Purpose: ON and OFF pathways are essential components in visual discrimination. In this study, we evaluated the roles of ON and OFF pathways in mediating visual function during development using pathway-specific mutant mice.

Methods: Nob mice have a null mutation in the Nyx gene that encodes for the protein nyctalopin; this mutation results in lack of visual signal transmission in the retinal ON pathways. Alternatively, Vsx1 knockout (KO) mice have a null mutation in the visual system homeobox gene 1 (Vsx1), which leads to defects in the differentiation and function of most cone OFF bipolar cells and consequently defective OFF pathway signaling. With their respective wild-type controls (WT), C57BL/6 for nob and 129Sv for Vsx1 KO, we followed the development of visual acuity and peak contrast sensitivity weekly from 2 to 8 weeks of age using the virtual optokinetic system.

Results: Both nob and Vsx1 KO mice had significantly lower visual acuity levels than their WT counterparts early in development (p<0.05), with nob mice having more severe deficits than Vsx1 KO mice. Both nob and Vsx1 KO mice showed improvements in visual acuity thresholds that plateaued at similar thresholds as WT. However, nob mice did not reach WT levels until postnatal week 7, while Vsx1 KO mice were indistinguishable from WT starting at 3 weeks of age. Both nob and Vsx1 KO mice had consistently lower contrast sensitivities than their WT counterparts throughout the study period (p<0.001).

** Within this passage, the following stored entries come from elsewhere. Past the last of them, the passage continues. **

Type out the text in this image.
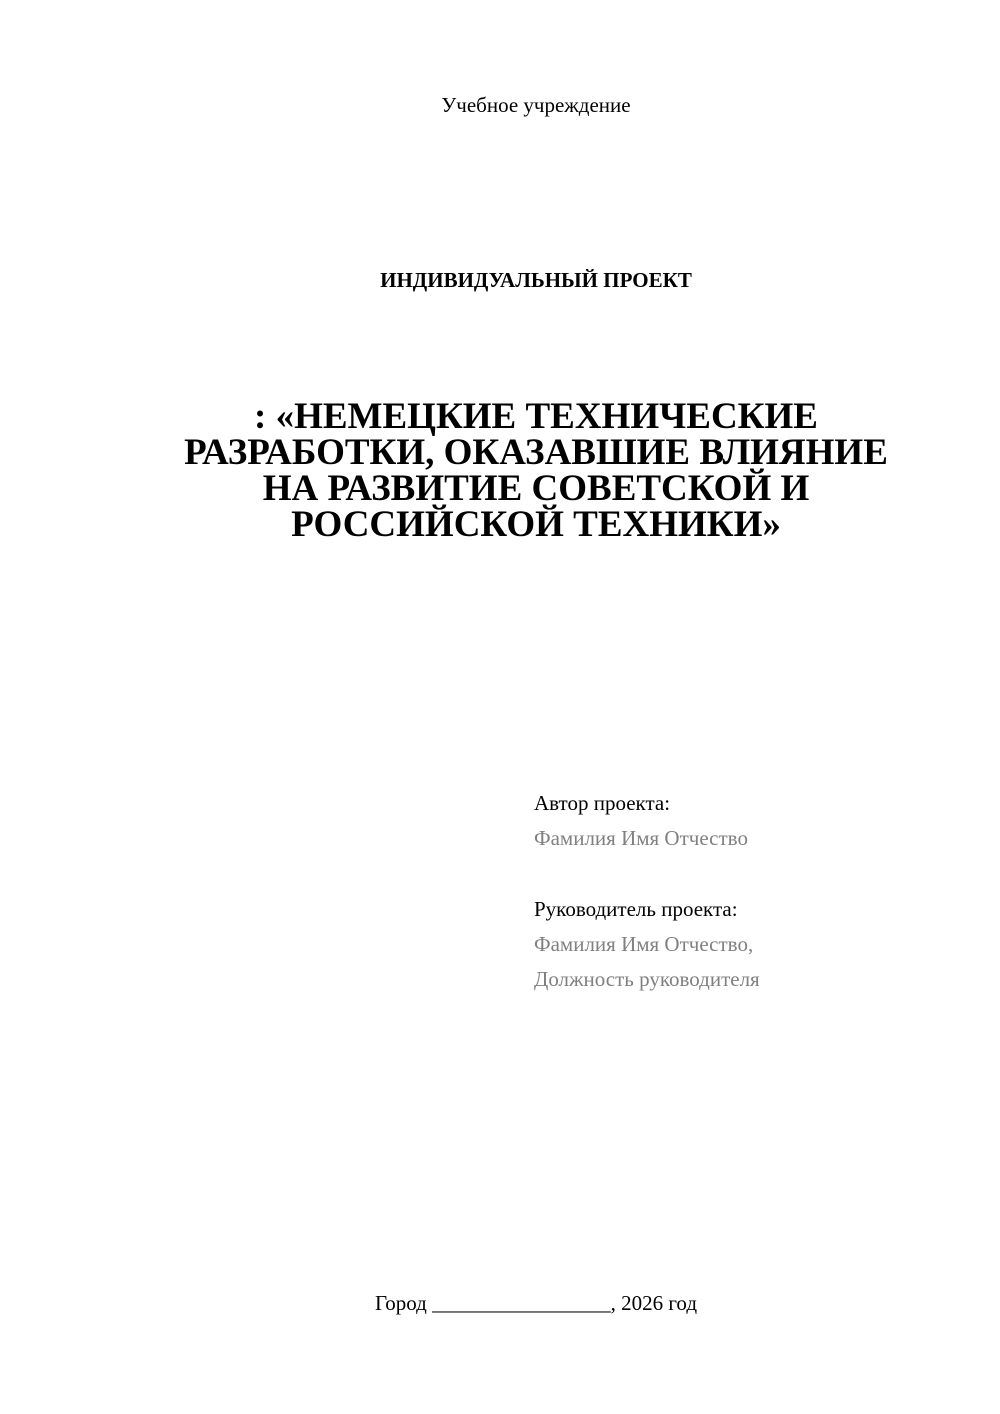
Учебное учреждение
ИНДИВИДУАЛЬНЫЙ ПРОЕКТ
: «НЕМЕЦКИЕ ТЕХНИЧЕСКИЕ
РАЗРАБОТКИ, ОКАЗАВШИЕ ВЛИЯНИЕ
НА РАЗВИТИЕ СОВЕТСКОЙ И
РОССИЙСКОЙ ТЕХНИКИ»
Автор проекта:
Фамилия Имя Отчество
Руководитель проекта:
Фамилия Имя Отчество,
Должность руководителя
Город _________________, 2026 год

Moreover, the spatial frequency that elicited maximal contrast sensitivity differed between the two WT strains (C57BL/6 vs. 129Sv).

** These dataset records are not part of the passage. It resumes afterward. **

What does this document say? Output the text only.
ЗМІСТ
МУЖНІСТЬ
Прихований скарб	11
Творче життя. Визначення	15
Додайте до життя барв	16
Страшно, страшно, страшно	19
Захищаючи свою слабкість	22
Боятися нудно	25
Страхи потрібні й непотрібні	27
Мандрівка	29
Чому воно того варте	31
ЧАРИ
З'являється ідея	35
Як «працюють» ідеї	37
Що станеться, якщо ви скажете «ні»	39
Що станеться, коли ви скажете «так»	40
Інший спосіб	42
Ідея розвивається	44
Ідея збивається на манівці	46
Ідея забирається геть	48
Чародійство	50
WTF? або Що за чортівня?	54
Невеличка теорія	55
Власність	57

Conclusions: Collectively, our results suggest that having a functional ON or OFF pathway is sufficient for normal visual acuity development by adulthood, but both pathways are necessary for proper contrast sensitivity perception. It would be interesting to determine if the differential effects of ON or OFF pathway defect on visual acuity and contrast sensitivity are due to differences in retinal dopamine content, a key modulator of the optokinetic response.